The Wayside Crosses of the Eastern Moors
Perhaps unsurprisingly, given their use as waymarkers in areas devoid of natural landmarks, there are also many crosses located within the Eastern Moors of the Peak District.
The cross in Shillito Wood is a well-preserved example of a simple wayside cross still set in its original position, albeit it now stands within woodland whereas it would originally have been out on open moorland. It is one of a pair, the other being on the other side of Fox Lane, approximately 450 metres away. Fox Lane is known to follow an ancient route across Ramsley Moor.
Sillito Cross is made of chiselled sandstone, set into a rectangular base. It stands over 2 metres tall, and the cross head is largely intact.
On Leash Fen you’ll find the simple but well-preserved Whibbersley Cross, a roughly-chiselled gritstone wayside cross set into a rectangular base. It may also have served as a boundary cross marking the estate of Beauchief Abbey.

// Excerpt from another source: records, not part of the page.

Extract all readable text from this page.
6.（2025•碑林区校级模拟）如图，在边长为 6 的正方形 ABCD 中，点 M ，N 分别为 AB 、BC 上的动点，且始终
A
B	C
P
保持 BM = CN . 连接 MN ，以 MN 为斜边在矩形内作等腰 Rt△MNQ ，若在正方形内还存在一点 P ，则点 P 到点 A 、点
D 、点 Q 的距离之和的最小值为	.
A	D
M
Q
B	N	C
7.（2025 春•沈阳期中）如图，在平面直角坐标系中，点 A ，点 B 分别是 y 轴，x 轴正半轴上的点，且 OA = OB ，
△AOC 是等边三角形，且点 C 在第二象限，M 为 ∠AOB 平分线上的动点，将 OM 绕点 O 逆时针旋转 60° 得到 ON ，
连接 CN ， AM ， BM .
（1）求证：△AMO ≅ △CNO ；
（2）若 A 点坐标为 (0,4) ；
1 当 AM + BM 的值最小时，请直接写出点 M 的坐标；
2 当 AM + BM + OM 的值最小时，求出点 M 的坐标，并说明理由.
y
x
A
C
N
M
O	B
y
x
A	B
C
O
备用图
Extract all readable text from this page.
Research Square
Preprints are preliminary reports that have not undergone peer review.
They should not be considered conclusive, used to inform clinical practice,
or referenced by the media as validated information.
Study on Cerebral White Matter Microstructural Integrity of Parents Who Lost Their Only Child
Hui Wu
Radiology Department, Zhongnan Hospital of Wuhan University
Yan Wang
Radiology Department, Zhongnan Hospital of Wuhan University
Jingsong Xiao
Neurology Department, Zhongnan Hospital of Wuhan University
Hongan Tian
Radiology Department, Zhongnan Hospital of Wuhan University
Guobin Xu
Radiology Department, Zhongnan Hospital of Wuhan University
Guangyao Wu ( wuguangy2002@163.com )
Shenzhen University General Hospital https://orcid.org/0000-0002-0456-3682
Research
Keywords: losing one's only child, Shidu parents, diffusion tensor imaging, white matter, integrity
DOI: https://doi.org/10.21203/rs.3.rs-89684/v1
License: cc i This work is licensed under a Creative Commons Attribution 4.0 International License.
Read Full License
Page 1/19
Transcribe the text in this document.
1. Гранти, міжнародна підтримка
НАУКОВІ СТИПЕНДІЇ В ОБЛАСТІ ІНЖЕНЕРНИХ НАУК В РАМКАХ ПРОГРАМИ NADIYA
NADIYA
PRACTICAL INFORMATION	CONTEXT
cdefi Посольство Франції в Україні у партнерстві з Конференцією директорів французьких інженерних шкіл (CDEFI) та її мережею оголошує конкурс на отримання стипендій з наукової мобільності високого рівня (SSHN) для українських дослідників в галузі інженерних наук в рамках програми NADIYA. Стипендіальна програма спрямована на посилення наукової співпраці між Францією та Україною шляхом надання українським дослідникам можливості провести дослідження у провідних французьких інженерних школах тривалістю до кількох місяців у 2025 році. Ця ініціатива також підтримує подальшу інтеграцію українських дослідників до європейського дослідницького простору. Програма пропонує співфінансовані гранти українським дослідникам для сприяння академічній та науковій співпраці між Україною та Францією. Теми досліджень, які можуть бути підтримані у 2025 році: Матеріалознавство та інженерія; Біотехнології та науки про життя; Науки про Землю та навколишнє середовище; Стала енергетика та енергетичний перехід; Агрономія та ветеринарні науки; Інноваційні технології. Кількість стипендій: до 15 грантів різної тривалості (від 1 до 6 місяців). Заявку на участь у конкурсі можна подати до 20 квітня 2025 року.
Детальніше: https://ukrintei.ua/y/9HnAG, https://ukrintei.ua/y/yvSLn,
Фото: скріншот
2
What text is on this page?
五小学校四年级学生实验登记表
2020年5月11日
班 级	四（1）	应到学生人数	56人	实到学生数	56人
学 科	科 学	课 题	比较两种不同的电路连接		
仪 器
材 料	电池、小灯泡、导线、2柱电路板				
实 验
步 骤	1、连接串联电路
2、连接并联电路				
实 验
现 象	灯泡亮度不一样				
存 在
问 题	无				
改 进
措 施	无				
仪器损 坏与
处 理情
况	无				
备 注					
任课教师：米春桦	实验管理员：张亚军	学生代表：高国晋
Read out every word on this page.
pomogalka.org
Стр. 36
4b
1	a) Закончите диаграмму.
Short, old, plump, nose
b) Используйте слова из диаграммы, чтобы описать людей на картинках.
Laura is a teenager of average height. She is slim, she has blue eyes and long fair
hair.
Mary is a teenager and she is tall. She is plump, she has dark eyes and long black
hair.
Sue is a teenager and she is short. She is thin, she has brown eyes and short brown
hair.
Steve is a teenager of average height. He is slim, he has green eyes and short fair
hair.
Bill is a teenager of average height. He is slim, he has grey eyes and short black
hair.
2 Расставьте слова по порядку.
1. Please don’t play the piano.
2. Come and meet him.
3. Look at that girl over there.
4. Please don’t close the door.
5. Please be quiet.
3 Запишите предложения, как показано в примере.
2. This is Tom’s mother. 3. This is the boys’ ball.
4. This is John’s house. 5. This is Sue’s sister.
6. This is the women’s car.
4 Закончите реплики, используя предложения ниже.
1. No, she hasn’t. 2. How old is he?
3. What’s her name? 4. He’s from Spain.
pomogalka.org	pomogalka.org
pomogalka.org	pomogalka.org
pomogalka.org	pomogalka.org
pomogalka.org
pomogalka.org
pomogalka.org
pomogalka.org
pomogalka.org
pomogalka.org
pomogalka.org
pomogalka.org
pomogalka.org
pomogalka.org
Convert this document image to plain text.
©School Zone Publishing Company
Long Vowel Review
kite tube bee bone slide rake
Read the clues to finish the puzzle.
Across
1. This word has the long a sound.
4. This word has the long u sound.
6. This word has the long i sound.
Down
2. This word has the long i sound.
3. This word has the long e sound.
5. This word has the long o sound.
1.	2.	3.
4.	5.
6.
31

At an ancient crossroads on Big Moor you’ll also find Lady’s Cross, a reasonably well-preserved example of a finely dressed wayside cross set in open moorland. It also served as a boundary cross marking the edge of the Beauchief Abbey estate.
Also on Big Moor in the Eastern Moors of the Peak District you’ll find a waymarker at Bar Brook, standing next to an ancient clapper bridge over the water. A simple, rough-hewn gritstone waymarker, its primary function was undoubtedly to mark the location of the bridge for travellers crossing the moor. The cross head is no longer in place, most likely destroyed through damage, although there is evidence on the shaft that one did exist.
Clapper bridges were constructed and used from around 1400, designed to carry trackways across rivers or streams using flat slabs of rock either resting directly on the river banks or supported on drystone columns. The clapper bridge across Bar Brook is a well-preserved example on an ancient route across open moorland. Its association with the wayside cross adds to its historical importance.